Berdasarkan tabel (3.1), sumber penerimaan dalam negeri berupa penerimaan pajak dan bukan pajak. Penerimaan pajak meliputi penerimaan pajak penghasilan (pph migas dan non migas), pajak pertambahan nilai, cukai, BPHTB, pajak bumi dan angunan dan pajak lainnya. Pajak perdagangan internasional meliputi bea masuk dan bea keluar. Untuk penerimaan bukan pajak, sumber pendapatan terdiri dari penerimaan SDA (Sumber daya alam) meliputi migas dan non migas, laba BUMN (Badan Usaha Milik Negara), pendapatan BLU (Badan Layanan Umum), dan PNBP (pendapatan negara bukan pajak) lainnya. Sumber pendapatan lainnya adalah hibah.
Untuk pengeluaran, terdapat dua pengeluaran dalam APBN, yaitu pengeluaran pemerintah pusat dan transfer ke daerah. Untuk pengeluaran pemerintah pusat diantaranya terdapat pengeluaran untuk belanja pegawai, belanja barang, belanja modal, pembayaran bunga utang, subsidi,  belanja hibah, bantuan sosial, dan lain-lain. Untuk transfer ke daerah, pengeluaran terdiri dari dana perimbangan. Adapun dana perimbangan terdiri dari, pertama; bagi hasil pajak dan sumber daya alam, kedua; dana alokasi umum, dan ketiga; dana alokasi khusus. Pengeluaran lain adalah dana otonomi khusus dan dana penyesuaian.

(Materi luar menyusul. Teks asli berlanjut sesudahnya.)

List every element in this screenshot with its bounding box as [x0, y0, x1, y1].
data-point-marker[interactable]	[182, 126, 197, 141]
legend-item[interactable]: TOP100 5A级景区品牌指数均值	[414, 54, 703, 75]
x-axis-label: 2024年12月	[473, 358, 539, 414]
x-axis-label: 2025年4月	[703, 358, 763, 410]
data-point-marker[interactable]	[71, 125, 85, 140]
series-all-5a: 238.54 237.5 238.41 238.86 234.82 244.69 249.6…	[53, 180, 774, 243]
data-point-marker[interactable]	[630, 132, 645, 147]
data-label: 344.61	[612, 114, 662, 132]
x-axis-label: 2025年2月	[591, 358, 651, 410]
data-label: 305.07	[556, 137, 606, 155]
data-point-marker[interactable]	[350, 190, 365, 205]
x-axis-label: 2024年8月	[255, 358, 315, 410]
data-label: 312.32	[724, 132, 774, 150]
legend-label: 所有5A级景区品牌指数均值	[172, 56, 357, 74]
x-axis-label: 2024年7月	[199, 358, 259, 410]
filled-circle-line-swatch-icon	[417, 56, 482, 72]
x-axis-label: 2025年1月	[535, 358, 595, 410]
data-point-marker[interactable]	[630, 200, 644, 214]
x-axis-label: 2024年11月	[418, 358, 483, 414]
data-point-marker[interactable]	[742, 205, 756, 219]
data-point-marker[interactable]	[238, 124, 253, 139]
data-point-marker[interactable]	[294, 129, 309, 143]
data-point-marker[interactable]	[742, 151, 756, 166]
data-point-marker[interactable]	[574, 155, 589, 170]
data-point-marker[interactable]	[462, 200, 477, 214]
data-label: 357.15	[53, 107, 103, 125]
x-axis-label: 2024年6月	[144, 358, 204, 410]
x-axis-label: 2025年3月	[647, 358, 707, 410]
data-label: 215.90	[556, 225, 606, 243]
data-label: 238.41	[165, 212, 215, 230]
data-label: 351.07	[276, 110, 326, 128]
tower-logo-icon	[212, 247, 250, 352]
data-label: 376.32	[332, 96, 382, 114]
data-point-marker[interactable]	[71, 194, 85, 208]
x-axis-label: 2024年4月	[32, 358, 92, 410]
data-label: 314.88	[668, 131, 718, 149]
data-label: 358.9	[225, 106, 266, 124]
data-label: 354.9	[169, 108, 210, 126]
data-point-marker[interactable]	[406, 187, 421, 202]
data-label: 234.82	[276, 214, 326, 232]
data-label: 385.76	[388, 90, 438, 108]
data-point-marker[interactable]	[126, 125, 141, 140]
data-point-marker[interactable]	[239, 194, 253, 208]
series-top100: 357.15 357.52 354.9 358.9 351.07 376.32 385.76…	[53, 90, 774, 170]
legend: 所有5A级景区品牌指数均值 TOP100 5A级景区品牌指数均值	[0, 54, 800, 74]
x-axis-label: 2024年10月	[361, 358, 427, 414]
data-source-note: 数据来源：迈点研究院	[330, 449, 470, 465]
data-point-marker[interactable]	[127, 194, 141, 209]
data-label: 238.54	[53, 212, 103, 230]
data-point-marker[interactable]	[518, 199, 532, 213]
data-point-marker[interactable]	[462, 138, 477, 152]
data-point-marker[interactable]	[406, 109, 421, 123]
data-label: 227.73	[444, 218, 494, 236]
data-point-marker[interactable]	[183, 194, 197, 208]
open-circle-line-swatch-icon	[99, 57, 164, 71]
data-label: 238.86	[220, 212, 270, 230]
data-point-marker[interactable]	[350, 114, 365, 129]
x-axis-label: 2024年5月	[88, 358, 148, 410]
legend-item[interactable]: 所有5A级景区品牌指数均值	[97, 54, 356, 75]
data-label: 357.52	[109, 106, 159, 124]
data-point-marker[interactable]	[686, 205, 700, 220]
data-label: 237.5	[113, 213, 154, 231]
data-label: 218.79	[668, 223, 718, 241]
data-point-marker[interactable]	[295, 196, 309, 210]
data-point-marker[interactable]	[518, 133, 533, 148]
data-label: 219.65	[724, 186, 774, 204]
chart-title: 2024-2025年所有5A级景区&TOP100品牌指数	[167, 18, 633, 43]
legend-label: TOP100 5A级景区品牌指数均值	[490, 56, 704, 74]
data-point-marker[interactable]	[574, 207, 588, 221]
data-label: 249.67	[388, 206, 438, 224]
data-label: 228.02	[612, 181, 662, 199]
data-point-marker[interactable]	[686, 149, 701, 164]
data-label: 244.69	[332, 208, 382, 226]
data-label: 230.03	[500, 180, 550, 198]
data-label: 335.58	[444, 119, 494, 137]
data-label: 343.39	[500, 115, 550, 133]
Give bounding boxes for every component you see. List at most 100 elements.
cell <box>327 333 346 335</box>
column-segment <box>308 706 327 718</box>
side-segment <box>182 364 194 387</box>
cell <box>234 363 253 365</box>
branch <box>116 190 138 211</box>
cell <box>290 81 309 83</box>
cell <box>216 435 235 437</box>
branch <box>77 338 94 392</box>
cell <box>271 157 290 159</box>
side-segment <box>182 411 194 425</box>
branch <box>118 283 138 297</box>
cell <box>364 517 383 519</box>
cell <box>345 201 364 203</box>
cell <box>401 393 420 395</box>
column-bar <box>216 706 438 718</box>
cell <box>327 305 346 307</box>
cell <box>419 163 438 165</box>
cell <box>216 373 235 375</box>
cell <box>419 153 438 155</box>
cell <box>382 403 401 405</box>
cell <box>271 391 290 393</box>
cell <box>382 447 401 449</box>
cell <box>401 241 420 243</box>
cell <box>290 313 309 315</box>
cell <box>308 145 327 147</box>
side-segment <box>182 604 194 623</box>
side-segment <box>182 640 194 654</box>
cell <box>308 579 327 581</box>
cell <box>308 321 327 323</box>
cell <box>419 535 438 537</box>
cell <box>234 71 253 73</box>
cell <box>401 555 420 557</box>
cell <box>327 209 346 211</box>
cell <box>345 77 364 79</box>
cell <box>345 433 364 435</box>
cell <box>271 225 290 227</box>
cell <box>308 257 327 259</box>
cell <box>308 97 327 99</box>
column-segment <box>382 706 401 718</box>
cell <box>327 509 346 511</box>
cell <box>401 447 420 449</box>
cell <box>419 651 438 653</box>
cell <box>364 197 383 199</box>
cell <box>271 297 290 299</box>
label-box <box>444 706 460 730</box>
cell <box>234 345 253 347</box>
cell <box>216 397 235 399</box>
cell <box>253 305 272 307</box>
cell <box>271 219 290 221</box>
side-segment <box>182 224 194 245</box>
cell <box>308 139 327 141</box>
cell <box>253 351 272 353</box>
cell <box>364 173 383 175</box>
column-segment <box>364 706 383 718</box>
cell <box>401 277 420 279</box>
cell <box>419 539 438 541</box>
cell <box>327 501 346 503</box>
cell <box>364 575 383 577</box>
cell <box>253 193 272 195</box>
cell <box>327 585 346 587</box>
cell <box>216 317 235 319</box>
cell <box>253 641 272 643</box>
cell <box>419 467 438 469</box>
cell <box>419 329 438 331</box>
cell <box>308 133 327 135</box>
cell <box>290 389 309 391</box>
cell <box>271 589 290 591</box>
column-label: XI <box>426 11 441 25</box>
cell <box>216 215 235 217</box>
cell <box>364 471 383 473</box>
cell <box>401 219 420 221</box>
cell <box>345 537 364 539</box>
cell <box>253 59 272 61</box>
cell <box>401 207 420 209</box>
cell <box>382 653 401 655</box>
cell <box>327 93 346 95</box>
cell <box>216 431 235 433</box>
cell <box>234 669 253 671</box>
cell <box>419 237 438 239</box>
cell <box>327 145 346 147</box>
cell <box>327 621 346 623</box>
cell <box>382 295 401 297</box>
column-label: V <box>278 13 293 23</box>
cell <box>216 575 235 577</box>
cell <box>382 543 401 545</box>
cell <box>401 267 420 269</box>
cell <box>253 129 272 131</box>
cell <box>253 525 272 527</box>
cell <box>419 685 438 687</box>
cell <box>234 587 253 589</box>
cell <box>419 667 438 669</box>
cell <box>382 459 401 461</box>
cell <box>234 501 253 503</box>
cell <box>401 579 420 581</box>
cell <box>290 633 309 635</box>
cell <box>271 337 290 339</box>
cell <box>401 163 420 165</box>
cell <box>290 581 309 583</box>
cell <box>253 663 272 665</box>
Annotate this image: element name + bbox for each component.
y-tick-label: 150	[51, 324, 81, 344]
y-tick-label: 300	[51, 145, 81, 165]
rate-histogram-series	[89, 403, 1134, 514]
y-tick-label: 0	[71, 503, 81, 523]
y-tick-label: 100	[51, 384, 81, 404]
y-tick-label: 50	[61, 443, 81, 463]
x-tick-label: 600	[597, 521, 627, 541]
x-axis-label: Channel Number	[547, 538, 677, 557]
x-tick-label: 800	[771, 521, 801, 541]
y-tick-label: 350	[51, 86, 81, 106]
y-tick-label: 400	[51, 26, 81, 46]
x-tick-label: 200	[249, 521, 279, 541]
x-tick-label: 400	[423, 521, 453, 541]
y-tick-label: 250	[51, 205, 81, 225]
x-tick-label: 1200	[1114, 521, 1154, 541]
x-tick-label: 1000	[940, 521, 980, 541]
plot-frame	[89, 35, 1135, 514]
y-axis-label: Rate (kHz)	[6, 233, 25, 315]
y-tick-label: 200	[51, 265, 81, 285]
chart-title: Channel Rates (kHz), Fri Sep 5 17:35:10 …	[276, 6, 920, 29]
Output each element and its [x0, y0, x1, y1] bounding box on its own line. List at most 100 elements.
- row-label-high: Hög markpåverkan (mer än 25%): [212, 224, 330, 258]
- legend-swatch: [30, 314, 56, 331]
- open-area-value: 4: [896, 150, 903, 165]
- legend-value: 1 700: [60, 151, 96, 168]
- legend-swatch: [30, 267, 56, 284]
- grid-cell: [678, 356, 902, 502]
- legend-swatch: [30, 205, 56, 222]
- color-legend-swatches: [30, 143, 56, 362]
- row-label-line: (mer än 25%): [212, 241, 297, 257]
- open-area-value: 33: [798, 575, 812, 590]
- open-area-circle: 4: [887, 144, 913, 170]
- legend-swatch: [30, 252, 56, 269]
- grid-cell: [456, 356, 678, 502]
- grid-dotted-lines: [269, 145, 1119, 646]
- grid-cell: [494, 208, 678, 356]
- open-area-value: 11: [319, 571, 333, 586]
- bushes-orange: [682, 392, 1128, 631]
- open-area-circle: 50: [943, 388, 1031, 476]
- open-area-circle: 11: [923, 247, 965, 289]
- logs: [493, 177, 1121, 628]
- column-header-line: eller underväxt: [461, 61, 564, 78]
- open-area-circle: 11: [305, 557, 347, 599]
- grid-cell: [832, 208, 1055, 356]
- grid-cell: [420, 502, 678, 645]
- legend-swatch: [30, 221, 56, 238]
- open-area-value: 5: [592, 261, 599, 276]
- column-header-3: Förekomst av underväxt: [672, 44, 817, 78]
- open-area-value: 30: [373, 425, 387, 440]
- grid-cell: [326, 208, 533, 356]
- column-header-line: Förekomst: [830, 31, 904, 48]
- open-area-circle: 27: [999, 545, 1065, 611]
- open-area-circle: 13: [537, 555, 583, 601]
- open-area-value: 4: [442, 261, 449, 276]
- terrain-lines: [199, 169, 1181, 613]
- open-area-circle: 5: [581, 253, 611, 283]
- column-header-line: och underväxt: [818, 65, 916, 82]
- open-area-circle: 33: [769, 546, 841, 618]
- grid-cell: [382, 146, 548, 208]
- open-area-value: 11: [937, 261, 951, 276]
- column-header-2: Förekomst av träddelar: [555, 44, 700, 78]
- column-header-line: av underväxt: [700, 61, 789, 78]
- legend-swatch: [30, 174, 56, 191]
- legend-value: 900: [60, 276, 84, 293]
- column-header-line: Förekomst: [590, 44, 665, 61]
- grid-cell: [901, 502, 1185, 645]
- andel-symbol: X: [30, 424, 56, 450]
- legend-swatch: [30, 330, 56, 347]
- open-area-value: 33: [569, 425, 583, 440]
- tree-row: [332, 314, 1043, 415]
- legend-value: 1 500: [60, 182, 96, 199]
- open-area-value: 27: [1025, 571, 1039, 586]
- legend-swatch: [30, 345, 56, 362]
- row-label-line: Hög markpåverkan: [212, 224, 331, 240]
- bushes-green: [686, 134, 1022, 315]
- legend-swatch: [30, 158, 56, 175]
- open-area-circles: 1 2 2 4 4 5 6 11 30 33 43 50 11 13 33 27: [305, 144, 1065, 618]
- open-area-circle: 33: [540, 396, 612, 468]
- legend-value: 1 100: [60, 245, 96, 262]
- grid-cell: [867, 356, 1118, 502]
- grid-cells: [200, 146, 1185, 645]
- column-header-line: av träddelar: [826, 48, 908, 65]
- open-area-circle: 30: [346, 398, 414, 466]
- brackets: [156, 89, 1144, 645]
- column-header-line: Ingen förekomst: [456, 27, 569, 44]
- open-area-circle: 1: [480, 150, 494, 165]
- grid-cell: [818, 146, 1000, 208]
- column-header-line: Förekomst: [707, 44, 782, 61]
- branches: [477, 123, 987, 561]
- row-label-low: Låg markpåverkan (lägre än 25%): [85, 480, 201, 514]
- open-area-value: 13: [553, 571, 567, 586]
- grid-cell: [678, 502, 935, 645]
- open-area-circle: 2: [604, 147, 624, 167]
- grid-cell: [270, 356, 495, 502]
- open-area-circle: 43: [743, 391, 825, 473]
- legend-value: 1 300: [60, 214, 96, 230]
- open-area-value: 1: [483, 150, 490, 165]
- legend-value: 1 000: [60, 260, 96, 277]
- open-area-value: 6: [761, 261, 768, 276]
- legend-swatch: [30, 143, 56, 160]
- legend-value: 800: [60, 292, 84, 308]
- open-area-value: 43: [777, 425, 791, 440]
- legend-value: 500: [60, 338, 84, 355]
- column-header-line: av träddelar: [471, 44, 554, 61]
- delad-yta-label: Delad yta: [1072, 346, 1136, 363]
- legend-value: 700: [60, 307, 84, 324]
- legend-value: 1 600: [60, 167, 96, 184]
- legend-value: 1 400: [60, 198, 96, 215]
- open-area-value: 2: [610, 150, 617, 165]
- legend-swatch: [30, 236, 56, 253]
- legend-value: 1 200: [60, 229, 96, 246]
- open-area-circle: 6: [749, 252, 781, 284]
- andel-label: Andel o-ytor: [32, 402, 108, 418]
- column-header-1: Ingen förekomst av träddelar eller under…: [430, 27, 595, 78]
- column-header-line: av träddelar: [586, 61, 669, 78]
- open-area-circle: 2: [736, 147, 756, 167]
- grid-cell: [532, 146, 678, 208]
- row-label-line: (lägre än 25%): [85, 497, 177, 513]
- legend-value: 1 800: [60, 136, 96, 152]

Tabel 3.1 Format APBN di Era Reformasi

URAIAN
APBN (Rp)
A. Pendapatan Negara dan Hibah
1. Penerimaan Dalam Negeri
- Penerimaan Perpajakan
- Penerimaan Negara Bukan Pajak
II. Hibah

B. Belanja Negara
1. Belanja Pemerintah Pusat
- Pengeluaran Rutin
- Pengeluaran Pembangunan
II. Transfer ke Daerah
1.  Dana Perimbangan
2.  Dana Otonomi Khusus dan
     Penyeimbang.
III. Suspen

C. Keseimbangan Primer
D. Surplus/Defisit Anggaran (A-B)
E. Pembiayaan
1. Pembiayaan Dalam Negeri
2. Pembiayaan Luar Negeri

Kelebihan/ (kekurangan) pembiayaan
Rp.
                                    Sumber: Kemenkeu RI, 2014


3.1.2 Indikator Kebijakan Fiskal
            Salah satu tujuan dari kebijakan fiskal adalah mengurangi angka pengangguran. Dalam upaya menurunkan angka pengangguran, pemerintah kerap kali menstimulus perekonomian dengan kebijakan fiskal yang ekspansif dengan menambah defisit anggararan. Meningkatnya pengeluaran pemerintah diharapkan dapat meningkatkan permintaan agregat sehingga pertumbuhan ekonomi akan meningkat. Meningkatnya aktivitas ekonomi pada akhirnya dapat mengurangi angka pengangguran.
     
Gambar 3.1 Persentase Pengangguran Terhadap Angkatan kerja
Sumber: Key Indicators For Asia and The Pasific, 1988-2012 (di olah)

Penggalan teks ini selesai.